Institute for Infection and Immunity, St George's University of London, London, UK.
Department of Molecular Biology and the Institute for Molecular Biology and Genetics, Chonbuk National University, Jeonju, Korea.
Plant Biotechnol J. 2018 Jul;16(7):1283-1294. doi: 10.1111/pbi.12869. Epub 2018 Feb 1.

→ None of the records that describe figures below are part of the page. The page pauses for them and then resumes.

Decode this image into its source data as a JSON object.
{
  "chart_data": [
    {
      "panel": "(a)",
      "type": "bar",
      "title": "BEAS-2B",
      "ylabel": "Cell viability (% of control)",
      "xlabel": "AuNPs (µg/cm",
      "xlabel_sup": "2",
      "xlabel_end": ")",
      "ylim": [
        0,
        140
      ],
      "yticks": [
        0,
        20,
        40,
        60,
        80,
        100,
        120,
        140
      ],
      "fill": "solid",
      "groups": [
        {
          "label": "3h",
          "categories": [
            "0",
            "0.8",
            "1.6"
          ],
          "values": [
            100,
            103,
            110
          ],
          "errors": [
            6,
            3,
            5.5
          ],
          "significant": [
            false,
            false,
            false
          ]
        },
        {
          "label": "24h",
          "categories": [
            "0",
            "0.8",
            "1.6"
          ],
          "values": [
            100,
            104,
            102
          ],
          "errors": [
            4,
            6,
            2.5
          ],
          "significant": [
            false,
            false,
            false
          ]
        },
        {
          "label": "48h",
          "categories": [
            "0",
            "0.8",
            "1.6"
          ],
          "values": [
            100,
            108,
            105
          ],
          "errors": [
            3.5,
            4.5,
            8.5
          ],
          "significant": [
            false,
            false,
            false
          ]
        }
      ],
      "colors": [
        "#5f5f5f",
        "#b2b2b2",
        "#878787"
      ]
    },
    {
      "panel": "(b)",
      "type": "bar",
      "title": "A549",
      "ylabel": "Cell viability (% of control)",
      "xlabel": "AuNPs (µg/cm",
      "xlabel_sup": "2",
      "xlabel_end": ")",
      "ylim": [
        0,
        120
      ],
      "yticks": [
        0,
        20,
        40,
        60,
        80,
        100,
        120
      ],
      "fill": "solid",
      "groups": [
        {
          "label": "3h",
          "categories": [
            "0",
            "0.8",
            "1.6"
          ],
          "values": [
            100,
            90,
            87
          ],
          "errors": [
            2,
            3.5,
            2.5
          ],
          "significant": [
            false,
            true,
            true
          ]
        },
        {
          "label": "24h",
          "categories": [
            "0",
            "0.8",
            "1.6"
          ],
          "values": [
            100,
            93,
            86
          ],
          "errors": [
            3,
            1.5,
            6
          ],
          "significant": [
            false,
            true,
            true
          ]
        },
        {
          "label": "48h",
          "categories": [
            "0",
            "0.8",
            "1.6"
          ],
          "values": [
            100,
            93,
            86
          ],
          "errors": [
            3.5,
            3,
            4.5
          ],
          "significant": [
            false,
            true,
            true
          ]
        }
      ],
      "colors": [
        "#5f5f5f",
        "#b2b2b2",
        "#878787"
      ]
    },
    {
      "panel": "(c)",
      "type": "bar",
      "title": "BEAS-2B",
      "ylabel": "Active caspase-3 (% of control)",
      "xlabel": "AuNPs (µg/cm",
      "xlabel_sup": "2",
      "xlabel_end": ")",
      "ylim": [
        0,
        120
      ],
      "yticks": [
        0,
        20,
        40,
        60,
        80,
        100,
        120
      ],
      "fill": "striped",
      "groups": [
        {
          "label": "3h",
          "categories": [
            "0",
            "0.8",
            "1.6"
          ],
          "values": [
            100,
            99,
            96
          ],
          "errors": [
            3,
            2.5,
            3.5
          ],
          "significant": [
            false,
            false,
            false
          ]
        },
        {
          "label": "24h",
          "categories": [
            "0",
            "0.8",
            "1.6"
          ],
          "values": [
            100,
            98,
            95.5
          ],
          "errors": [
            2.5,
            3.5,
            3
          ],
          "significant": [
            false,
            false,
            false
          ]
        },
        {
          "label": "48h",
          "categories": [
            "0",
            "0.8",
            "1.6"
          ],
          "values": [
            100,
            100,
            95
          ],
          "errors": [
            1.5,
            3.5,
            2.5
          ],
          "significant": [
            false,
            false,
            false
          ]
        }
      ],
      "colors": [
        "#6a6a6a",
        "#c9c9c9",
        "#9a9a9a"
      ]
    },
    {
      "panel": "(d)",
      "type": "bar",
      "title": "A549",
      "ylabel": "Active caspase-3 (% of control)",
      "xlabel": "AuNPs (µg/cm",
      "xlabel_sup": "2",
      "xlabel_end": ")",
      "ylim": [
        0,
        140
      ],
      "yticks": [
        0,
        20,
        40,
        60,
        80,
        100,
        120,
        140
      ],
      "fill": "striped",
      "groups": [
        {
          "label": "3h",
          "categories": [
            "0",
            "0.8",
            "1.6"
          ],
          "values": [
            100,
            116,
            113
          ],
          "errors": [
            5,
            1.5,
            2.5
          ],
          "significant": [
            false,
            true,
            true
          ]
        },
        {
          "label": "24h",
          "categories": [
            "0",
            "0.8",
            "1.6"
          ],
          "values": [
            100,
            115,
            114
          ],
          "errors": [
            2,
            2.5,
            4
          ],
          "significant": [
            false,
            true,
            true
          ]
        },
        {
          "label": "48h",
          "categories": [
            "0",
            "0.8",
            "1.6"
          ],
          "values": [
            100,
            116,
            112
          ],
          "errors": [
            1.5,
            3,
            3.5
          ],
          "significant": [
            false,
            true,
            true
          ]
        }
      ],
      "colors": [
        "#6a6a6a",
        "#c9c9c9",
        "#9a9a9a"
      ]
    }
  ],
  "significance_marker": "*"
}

Dengue is a major global disease requiring improved treatment and prevention strategies. The recently licensed Sanofi Pasteur Dengvaxia vaccine does not protect children under the age of nine, and additional vaccine strategies are thus needed to halt this expanding global epidemic. Here, we employed a molecular engineering approach and plant expression to produce a humanized and highly immunogenic poly-immunoglobulin G scaffold (PIGS) fused to the consensus dengue envelope protein III domain (cEDIII). The immunogenicity of this IgG Fc receptor-targeted vaccine candidate was demonstrated in transgenic mice expressing human FcγRI/CD64, by induction of neutralizing antibodies and evidence of cell-mediated immunity. Furthermore, these molecules were able to prime immune cells from human adenoid/tonsillar tissue ex vivo as evidenced by antigen-specific CD4 and CD8 T-cell proliferation, IFN-γ and antibody production. The purified polymeric fraction of dengue PIGS (D-PIGS) induced stronger immune activation than the monomeric form, suggesting a more efficient interaction with the low-affinity Fcγ receptors on antigen-presenting cells. These results show that the plant-expressed D-PIGS have the potential for translation towards a safe and easily scalable single antigen-based tetravalent dengue vaccine.
登革热是一种全球性的主要疾病,需要改进治疗和预防策略。最近获得许可的赛诺菲巴斯德登革热疫苗不能保护 9 岁以下的儿童,因此需要额外的疫苗策略来阻止这种不断扩大的全球流行。在这里,我们采用分子工程方法和植物表达生产了一种人源化的、高度免疫原性的多免疫球蛋白 G 支架(PIGS),与登革热包膜蛋白 III 结构域的共识序列(cEDIII)融合。在表达人 FcγRI/CD64 的转基因小鼠中,通过诱导中和抗体和细胞介导免疫的证据,证明了这种 IgG Fc 受体靶向疫苗候选物的免疫原性。此外,这些分子能够从人腺样体/扁桃体组织中体外刺激免疫细胞,表现为抗原特异性 CD4 和 CD8 T 细胞增殖、IFN-γ 和抗体产生。纯化的登革热 PIGS(D-PIGS)多聚体比单体形式诱导更强的免疫激活,这表明它与抗原呈递细胞上的低亲和力 Fcγ 受体的相互作用更有效。这些结果表明,植物表达的 D-PIGS 有可能转化为一种安全且易于规模化的单价四价登革热疫苗。